Misoprostol is a synthetic prostaglandin E1 analog. It is extensively absorbed, and undergoes rapid de-esterification to its free acid, which is responsible for its clinical activity and, unlike the parent compound, is detectable in plasma. The alpha side chain undergoes beta oxidation and the beta side chain undergoes omega oxidation followed by reduction of the ketone to give PGF analogs. It is rapidly absorbed after oral administration. It does not effect the MFO enzyme systems in animals. It has both antisecretory and mucosal protective properties (increased bicarbonate and mucus). Diarrhea and abdominal pain are the most commonly reported side effects. It may cause abortion. Misoprostol, when administered orally at 0.5 mcg/kg, produced about 80-99% reduction of basal free acid contents for an 8 hour period monitored. It has been reported that the oral administration of 16,16-dimethyl PGE2 ester analogue at 5.0 mcg/kg was effective in preventing GI ulcers induced by a toxic dose of phenylbutazone. In man 3 mcg/kg of misoprostol was as potent as 3 mg/kg of cimetidine.
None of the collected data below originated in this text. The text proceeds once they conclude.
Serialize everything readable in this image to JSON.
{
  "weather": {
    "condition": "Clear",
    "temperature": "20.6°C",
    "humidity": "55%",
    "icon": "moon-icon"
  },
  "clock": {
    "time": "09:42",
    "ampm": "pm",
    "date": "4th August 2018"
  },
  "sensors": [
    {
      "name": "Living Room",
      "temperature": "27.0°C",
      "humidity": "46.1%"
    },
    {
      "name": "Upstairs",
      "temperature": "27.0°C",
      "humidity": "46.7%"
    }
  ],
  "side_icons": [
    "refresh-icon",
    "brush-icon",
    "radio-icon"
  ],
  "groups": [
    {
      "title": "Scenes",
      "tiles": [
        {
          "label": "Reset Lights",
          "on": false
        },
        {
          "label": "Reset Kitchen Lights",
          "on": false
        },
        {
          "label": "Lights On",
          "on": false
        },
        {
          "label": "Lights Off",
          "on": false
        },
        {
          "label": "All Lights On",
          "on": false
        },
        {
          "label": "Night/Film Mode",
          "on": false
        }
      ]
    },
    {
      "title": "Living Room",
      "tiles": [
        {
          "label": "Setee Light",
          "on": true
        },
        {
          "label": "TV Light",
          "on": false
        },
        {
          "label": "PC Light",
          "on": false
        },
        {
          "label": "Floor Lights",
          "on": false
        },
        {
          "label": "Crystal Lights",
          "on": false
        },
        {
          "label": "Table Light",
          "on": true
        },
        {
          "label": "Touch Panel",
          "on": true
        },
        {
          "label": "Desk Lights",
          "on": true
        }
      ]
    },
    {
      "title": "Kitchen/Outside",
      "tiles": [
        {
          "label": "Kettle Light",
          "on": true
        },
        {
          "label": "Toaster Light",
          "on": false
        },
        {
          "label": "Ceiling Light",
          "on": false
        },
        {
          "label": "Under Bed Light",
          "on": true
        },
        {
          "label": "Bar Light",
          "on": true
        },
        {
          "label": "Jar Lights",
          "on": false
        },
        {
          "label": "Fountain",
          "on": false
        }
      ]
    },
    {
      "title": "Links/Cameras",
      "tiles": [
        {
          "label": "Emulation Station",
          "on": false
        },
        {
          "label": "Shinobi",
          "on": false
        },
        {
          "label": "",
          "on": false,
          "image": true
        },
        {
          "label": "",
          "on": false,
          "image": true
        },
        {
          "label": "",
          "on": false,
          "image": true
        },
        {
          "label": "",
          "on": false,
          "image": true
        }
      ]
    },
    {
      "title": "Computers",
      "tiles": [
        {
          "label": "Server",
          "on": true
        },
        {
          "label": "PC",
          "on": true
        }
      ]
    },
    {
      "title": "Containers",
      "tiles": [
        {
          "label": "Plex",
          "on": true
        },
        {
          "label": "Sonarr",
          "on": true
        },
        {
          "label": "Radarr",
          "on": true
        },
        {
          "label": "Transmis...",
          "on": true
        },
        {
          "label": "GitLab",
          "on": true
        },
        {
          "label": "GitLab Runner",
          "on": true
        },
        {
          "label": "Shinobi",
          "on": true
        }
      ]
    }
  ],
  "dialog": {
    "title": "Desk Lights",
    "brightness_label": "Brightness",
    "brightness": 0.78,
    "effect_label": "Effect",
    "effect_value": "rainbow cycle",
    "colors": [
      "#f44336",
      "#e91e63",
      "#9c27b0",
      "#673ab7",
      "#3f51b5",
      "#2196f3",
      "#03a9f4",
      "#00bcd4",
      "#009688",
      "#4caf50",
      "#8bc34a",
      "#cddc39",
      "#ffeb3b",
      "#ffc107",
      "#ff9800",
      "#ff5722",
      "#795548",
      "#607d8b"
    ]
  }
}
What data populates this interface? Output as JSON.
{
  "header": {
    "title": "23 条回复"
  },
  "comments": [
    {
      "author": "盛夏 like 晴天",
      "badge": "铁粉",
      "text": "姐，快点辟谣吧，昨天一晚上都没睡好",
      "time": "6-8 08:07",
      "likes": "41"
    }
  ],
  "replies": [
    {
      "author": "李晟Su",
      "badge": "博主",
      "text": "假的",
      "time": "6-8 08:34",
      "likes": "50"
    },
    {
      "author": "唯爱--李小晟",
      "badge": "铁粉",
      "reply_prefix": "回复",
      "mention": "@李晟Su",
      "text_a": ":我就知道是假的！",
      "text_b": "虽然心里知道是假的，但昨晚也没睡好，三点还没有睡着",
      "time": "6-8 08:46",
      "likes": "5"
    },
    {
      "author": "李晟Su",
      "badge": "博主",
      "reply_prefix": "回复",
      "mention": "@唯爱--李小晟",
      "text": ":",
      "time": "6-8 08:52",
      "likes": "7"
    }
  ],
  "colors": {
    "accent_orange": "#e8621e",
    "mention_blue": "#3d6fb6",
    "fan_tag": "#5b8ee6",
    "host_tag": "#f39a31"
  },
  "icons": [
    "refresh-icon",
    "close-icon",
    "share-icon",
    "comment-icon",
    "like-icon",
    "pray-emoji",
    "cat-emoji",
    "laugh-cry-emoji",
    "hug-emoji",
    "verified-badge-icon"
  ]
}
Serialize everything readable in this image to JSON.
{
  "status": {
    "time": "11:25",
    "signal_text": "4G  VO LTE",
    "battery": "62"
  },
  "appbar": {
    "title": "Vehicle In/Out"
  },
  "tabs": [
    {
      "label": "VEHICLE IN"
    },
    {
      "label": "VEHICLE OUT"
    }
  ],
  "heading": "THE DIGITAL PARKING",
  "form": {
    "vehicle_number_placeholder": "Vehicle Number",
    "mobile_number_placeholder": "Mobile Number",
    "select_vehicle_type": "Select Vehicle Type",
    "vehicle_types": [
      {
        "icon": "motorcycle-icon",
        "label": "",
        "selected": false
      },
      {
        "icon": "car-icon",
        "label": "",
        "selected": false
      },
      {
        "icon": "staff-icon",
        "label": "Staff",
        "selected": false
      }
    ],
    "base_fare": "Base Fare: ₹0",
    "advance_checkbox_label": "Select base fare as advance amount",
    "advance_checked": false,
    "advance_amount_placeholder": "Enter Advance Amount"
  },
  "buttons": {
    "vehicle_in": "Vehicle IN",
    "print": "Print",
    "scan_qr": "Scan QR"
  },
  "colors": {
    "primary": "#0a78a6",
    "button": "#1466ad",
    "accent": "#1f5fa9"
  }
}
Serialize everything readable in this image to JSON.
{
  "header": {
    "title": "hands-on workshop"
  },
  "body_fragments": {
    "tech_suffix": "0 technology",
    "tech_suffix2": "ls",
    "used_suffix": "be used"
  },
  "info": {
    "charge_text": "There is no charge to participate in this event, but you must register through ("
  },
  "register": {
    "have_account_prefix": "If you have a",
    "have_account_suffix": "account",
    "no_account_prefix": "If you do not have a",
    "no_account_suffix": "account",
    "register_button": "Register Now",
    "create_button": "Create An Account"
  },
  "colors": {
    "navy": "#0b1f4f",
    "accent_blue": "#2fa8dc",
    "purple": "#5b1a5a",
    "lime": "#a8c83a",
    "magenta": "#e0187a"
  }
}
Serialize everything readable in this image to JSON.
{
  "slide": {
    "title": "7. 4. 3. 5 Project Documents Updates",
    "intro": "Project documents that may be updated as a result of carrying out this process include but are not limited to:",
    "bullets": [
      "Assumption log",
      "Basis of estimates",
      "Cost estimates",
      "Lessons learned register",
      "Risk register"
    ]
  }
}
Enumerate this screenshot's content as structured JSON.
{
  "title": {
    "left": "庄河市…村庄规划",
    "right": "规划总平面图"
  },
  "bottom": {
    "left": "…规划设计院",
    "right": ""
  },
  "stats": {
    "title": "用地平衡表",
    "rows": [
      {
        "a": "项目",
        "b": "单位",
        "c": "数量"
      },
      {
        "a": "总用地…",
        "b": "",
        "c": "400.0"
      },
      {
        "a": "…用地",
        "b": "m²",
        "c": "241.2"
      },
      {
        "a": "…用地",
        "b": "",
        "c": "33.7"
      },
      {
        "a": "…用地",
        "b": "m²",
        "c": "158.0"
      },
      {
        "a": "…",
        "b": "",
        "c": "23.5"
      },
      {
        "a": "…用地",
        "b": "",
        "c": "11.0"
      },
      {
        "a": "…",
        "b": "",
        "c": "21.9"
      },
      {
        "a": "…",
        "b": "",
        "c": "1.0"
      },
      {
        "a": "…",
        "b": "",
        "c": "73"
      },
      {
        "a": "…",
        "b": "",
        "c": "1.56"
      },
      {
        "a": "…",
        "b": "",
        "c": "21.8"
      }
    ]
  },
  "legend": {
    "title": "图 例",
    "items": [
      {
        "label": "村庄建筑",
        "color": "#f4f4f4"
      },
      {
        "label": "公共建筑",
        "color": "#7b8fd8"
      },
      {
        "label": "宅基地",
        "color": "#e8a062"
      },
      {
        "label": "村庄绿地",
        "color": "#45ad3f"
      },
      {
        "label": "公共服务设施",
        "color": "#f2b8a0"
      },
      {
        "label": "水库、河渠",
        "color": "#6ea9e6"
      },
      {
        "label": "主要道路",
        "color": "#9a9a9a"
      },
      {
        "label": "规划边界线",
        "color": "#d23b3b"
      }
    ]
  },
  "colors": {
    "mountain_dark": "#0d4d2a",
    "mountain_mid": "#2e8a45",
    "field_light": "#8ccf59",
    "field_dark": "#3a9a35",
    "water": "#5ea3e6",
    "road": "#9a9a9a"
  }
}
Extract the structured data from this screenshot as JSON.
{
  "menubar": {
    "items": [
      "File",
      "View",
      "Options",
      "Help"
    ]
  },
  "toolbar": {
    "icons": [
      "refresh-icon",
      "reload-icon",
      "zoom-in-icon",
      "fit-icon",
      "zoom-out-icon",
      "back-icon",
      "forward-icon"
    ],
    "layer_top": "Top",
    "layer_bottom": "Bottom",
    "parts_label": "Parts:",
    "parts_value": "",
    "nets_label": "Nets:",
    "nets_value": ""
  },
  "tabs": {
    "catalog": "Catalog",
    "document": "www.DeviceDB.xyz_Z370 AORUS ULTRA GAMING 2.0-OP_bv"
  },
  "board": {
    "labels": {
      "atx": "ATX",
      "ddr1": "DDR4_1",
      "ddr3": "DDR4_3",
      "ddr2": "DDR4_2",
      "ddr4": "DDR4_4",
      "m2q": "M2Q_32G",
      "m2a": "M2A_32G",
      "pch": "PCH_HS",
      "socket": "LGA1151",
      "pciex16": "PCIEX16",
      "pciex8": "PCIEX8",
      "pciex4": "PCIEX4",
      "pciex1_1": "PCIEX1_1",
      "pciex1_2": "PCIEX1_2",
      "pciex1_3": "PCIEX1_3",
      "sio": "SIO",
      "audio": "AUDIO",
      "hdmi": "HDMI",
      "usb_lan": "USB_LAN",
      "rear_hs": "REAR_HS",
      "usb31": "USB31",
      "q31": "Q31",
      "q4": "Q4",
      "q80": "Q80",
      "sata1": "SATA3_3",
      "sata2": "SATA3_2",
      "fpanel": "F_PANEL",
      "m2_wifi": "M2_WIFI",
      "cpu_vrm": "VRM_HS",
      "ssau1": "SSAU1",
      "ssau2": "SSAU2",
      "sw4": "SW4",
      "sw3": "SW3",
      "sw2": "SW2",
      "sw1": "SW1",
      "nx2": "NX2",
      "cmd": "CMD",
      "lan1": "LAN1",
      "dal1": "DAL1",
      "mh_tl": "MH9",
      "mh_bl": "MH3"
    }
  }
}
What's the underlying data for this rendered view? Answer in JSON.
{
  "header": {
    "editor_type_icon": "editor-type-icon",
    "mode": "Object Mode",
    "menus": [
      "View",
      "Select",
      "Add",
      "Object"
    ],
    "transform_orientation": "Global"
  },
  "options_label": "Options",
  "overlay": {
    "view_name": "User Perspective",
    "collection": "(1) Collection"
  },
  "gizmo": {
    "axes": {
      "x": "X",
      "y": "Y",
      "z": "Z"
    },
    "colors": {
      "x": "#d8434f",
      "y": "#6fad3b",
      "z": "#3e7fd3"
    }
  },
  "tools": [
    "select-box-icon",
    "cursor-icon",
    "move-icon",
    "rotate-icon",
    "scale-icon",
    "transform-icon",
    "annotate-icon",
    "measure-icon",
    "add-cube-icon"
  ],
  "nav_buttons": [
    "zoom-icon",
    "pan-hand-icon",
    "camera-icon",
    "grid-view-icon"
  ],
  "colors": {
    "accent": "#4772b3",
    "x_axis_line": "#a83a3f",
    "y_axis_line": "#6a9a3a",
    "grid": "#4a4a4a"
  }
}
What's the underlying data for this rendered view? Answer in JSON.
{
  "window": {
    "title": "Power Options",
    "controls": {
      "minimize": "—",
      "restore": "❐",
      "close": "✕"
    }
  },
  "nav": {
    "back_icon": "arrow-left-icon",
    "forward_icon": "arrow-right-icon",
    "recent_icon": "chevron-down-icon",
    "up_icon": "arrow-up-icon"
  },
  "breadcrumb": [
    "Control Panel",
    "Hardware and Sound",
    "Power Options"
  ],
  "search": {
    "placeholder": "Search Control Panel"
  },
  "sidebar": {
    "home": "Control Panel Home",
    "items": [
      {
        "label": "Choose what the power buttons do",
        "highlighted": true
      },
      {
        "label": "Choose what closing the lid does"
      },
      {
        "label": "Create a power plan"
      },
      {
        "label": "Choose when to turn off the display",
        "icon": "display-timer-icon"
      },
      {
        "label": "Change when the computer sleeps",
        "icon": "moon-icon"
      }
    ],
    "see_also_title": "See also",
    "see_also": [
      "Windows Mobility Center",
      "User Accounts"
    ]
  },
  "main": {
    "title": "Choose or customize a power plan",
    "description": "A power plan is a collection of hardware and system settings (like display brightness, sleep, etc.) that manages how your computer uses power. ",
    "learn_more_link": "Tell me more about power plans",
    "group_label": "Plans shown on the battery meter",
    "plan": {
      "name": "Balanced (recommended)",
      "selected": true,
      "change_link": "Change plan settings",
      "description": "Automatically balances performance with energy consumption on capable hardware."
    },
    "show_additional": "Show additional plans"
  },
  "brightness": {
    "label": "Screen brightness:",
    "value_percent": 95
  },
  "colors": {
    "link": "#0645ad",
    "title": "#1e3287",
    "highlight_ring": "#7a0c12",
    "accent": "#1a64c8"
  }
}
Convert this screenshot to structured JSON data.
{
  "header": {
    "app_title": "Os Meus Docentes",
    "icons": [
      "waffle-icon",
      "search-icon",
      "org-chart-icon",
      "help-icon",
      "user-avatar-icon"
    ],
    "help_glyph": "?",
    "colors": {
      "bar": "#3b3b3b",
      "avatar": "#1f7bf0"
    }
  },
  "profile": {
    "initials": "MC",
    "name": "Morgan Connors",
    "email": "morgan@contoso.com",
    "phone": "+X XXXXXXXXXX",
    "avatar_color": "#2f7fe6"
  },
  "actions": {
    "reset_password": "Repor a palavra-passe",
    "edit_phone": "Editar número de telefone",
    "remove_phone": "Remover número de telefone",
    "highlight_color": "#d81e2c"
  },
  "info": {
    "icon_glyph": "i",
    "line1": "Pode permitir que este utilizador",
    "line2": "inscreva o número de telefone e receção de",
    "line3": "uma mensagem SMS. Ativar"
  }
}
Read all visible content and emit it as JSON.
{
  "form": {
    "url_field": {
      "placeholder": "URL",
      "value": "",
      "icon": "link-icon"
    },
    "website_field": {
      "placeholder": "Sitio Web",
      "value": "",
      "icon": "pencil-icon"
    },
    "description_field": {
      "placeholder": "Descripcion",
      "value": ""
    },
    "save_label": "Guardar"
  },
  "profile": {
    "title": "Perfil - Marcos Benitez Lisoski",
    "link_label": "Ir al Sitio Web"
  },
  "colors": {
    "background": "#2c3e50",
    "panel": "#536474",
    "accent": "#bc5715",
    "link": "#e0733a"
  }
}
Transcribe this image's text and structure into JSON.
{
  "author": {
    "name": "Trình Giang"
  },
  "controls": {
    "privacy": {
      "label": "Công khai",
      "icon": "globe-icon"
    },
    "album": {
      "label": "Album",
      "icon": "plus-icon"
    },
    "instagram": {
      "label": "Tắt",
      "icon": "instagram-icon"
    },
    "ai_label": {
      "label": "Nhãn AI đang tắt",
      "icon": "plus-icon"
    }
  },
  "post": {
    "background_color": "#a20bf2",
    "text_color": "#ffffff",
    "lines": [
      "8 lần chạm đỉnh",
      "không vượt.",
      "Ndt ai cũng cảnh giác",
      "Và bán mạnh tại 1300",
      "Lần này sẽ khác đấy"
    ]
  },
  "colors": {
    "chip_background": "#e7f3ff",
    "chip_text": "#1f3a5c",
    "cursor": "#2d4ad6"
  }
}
In contrast to a study done in horses which found 0.5 mcg/kg as effective as 8.8.mg/kg of cimetidine when given orally.
**Bismuth subsalicylate** may help speed ulcer healing. It forms insoluble complexes with glycoproteins and mucopolysaccharides of the ulcerated gastric mucosa. Covering the ulcer, they shield the tissue from the irritating gastric juices. Not routinely used 100-200g P.O. appears to have some beneficial effect.
Metoclopramide has a direct stimulatory effect on the upper GI tract and lower esophageal sphincter, thereby decreasing gastric reflux into the esophagus. Intravenous administration of 0.25 mg/kg/hour has been used to increase gastric motility to restore propulsive intestinal motility. May be used in cases of stricture.